À margem do II Seminário Nacional de Saúde Mental no Desporto de Alta Competição, que se realizou no Estoril, com organização da Associação de Atletas Olímpicos de Portugal (AAOP), Évora disse que se tem “de mudar essa forma de ver” as questões mentais.
“Normalmente o processo de quem sonhou e não conseguiu chegar aos seus sonhos sofre frustrações, preocupações e muitas outras coisas que afetam a saúde mental. Um atleta quando atinge o palco máximo e chega lá em cima sofre essas e mais algumas, pelo facto de ser um alvo. Tudo o que diz, o que representa, seja para bem ou mal, acaba por ser um alvo a abater”, referiu à agência Lusa.
Para Nelson Évora, este “é um sentimento estranho, mas é real e afeta de uma forma muito profunda a saúde mental dos atletas de topo”, assumindo que os atletas têm “de ser bons gestores” da própria vida e carreira.
“Temos um dia específico da nossa vida que temos de estar no nosso melhor e temos problemas associados à nossa profissão. Não é só saltar, as relações interpessoais também afetam muito e temos de gerir isso tudo. Na verdade, um grande atleta é um grande gestor.
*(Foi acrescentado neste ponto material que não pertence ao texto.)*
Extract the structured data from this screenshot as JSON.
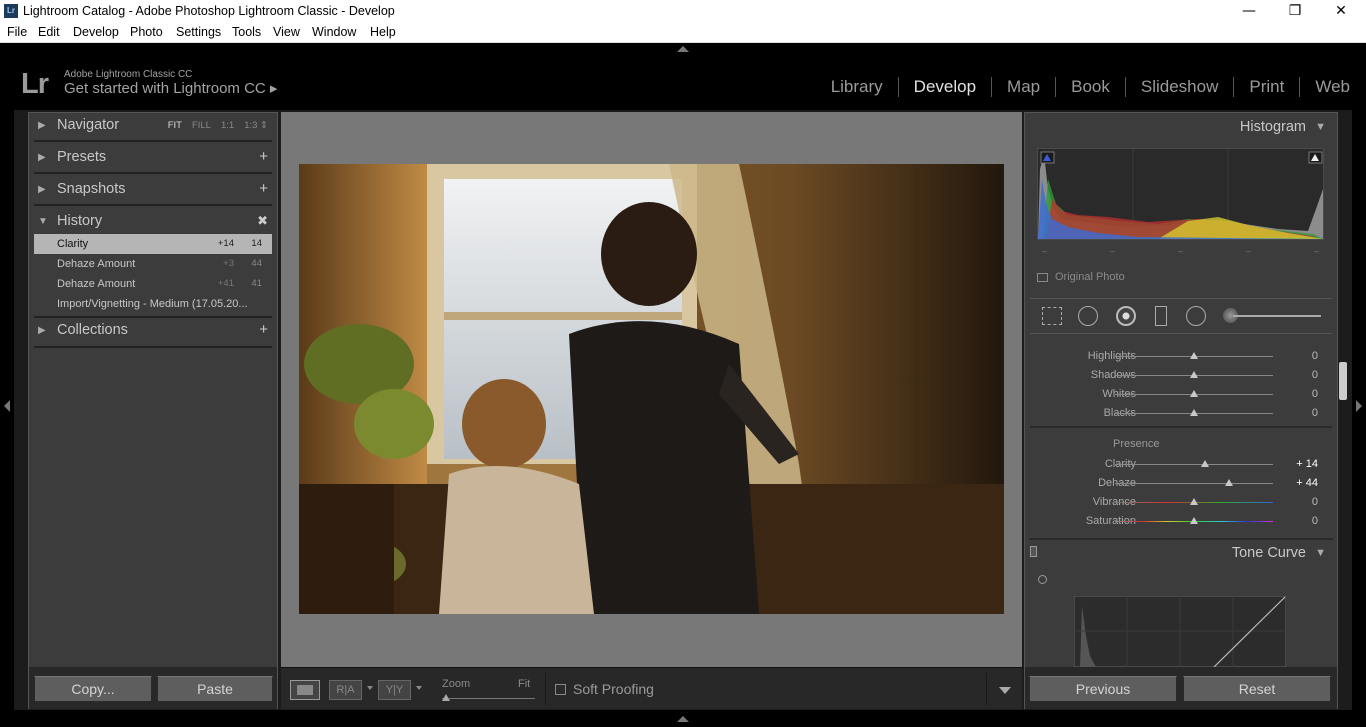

Devíamos receber, pelo menos aqui em Portugal, como um grande gestor, porque temos de gerir tantas coisas da nossa vida pessoal, da nossa vida desportiva, e ao mesmo tempo temos de nos preparar mentalmente para grandes palcos, para grandes competições, grandes críticas”, referiu.
Nelson Évora lamentou ainda ser de uma geração que não tinha acesso a cuidados de saúde mental, algo que considera “extremamente importante, tal como treinar, descansar, competir ao mais alto nível, ser consistente”.
“A saúde mental acaba por ser mais importante do que alguns destes ingredientes, que são a base de sucesso de qualquer atleta”, assumiu.
Durante uma das mesas do II Seminário Nacional de Saúde Mental no Desporto de Alta Competição, Nelson Évora disse que esse apoio poderia ter “poupado algumas cicatrizes”, assumindo que começou a fazer terapia em 2016.
O campeão olímpico em Pequim2008 considerou que, caso o seu antigo treinador João Ganço, também tivesse tido terapia, se calhar não se teriam separado, porque havia falhas na comunicação, que para Évora “é crucial”.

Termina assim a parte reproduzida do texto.